Она вытерла слезы и взглянула на него. Глаза ее сверкали.
- Вы собираетесь отвести капитана сегодняшней ночью на сборище этих гнусных индейцев, - сказала она дрожащим голосом, в котором слышалась угроза. - Я поняла ваш план: вы хотите убить его! Берегитесь! Если с ним что-нибудь случится, я отомщу за него - отомщу так, как никто никогда не мстил за мужчину!
- Вот оно что! - вскричал дон Луис, скрывая под напускной иронией свою ярость. - Сперва этот пошлый дон Альфонсо, теперь - красавчик французский капитан. Вы далеко пойдете, сеньорита! Уж не хотите ли вы возложить на меня ответственность, если в этого француза угодит какая-нибудь мексиканская пуля, чего я, право, совсем не желаю?
- Хочу! Вы отвечаете мне за то, чтобы он вернулся невредимым, иначе… Впрочем, вы меня знаете!

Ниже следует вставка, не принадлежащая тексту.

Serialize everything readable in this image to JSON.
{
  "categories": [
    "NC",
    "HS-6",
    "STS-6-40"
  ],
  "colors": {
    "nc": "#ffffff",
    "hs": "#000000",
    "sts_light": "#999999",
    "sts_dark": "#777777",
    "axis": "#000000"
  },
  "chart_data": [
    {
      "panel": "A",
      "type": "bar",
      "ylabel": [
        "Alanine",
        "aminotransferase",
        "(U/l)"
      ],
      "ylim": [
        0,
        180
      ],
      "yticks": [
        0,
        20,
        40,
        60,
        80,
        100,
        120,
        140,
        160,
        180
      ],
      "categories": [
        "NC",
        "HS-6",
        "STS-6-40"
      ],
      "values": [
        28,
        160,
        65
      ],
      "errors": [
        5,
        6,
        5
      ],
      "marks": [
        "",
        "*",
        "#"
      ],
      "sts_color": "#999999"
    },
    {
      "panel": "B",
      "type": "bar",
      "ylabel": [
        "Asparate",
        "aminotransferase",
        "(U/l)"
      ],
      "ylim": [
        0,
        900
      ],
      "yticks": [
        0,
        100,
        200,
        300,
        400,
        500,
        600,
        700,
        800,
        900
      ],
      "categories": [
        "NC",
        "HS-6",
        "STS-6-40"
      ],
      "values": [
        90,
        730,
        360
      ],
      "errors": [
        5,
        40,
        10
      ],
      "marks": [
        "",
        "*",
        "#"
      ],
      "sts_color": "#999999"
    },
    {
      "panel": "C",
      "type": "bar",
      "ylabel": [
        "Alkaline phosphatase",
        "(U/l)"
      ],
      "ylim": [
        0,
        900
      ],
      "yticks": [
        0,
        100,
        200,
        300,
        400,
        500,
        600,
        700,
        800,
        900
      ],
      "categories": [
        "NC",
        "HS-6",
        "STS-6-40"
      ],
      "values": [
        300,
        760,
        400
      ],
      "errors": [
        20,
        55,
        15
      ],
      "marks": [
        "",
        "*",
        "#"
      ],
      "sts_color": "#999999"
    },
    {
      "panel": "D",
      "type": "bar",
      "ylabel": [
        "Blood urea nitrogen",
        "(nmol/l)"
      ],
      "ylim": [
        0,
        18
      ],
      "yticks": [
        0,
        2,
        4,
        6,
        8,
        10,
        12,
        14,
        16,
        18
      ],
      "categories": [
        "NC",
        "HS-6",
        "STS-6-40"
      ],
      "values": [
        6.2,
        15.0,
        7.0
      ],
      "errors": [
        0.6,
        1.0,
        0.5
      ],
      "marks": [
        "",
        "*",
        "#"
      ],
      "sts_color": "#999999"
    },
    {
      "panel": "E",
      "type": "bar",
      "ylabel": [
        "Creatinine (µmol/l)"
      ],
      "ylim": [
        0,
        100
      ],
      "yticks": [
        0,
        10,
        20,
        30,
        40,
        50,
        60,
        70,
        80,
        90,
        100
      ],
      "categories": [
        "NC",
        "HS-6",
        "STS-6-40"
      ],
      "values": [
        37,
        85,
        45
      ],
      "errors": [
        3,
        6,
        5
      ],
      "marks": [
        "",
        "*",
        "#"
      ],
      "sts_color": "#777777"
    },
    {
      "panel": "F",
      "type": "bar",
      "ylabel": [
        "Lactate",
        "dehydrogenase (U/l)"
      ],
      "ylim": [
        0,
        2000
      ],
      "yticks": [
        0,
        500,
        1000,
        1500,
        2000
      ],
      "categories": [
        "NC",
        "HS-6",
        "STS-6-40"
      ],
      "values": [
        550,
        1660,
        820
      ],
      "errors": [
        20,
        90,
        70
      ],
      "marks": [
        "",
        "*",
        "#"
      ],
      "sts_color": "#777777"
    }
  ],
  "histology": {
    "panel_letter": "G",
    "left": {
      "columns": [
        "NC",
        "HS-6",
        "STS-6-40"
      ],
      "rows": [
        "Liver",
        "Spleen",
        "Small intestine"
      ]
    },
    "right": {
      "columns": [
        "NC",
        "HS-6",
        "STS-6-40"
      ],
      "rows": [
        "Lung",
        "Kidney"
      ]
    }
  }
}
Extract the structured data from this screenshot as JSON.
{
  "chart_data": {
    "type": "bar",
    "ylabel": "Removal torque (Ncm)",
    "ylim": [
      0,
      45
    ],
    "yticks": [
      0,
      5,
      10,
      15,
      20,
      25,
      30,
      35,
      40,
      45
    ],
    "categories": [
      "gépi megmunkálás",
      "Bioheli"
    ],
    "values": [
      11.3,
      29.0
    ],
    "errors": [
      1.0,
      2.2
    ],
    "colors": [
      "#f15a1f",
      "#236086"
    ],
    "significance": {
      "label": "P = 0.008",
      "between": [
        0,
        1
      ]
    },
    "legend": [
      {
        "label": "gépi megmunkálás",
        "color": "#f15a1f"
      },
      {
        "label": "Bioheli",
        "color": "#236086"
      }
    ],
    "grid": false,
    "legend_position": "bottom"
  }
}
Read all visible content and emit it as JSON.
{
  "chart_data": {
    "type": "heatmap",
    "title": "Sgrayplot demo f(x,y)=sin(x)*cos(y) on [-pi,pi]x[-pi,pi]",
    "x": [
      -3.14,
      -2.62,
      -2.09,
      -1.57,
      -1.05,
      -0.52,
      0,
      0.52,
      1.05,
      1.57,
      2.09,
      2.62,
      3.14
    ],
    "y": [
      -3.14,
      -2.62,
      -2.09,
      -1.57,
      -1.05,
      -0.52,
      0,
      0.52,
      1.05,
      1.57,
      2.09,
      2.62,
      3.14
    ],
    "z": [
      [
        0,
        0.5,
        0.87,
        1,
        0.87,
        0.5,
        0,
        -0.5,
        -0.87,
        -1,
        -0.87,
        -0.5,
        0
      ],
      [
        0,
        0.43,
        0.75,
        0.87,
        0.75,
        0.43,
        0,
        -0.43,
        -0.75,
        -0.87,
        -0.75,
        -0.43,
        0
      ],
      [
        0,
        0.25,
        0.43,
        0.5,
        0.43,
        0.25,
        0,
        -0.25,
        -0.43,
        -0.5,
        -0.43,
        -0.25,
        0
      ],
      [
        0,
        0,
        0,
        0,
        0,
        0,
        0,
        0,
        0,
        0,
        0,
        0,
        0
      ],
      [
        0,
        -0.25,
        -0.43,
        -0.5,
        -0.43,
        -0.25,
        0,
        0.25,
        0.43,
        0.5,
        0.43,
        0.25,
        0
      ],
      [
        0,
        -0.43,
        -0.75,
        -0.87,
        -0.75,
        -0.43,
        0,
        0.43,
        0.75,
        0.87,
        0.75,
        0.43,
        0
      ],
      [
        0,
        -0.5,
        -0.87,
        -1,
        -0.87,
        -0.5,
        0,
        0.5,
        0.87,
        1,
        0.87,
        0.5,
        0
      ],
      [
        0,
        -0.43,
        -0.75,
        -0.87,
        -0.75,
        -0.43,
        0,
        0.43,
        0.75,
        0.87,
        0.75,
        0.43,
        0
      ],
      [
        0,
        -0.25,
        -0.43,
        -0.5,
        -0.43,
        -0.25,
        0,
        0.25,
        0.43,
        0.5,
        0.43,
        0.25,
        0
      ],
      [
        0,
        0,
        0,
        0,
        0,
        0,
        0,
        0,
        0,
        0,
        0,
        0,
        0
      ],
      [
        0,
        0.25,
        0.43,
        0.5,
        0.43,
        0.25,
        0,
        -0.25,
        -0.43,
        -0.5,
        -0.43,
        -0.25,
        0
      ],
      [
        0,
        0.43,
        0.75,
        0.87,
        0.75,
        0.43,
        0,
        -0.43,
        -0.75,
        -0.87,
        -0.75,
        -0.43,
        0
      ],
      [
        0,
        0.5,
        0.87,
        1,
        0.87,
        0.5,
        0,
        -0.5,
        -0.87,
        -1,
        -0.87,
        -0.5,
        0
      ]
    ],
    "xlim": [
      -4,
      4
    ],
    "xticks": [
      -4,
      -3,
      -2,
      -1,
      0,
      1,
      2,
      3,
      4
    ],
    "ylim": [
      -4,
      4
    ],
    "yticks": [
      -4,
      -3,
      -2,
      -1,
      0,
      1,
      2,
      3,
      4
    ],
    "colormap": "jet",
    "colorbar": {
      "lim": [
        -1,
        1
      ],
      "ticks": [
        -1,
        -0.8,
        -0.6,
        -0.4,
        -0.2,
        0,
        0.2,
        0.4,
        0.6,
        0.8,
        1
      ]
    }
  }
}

- Увы, я узнаю вас все лучше, - заметил дон Луис. - Вы что же, и впредь намерены отдавать предпочтение этим пришельцам, которые появляются и исчезают как перелетные птицы, перед тем, кто…
- Не напоминайте мне о прошлом, а лучше подумайте над тем, что я сказала! - воскликнула Марион и поспешила прочь.
Больше ее не было видно - по крайней мере до тех пор, пока дон Луис с Эдмоном, сопровождаемые двумя индейцами, не покинули гасиенду. Когда же она наконец показалась, то выглядела весьма расстроенной и с трудом сдерживала слезы.
Между тем дон Гуарато и Эдмон скакали на своих мулах, направляясь в Мирадор, где их уже ждал Альфонсо.
Молодой человек представил Эдмона своему приветливому хозяину и провел его по гасиенде, где все сверкало чистотой и отличалось образцовым порядком, не в пример мексиканским гасиендам с их грязью и неразберихой. Дон Луис не присоединился к ним, а принялся бесцельно слоняться по двору.
- Вероятно, ваш креол подбил этих фанатиков туземцев на сегодняшнюю ночь, - заметил Раториус, которому Альфонсо успел рассказать, куда они собираются пойти. - Я не одобряю этих ночных празднеств, там случаются странные вещи, но искоренить подобные обычаи не так-то просто. Опасности для вас я не вижу - индейцы и негры не причиняют европейцам и креолам вреда, если они до крайности не возбуждены. Я бы и сам отправился с вами, но с минуты на минуту жду одного своего друга из Европы.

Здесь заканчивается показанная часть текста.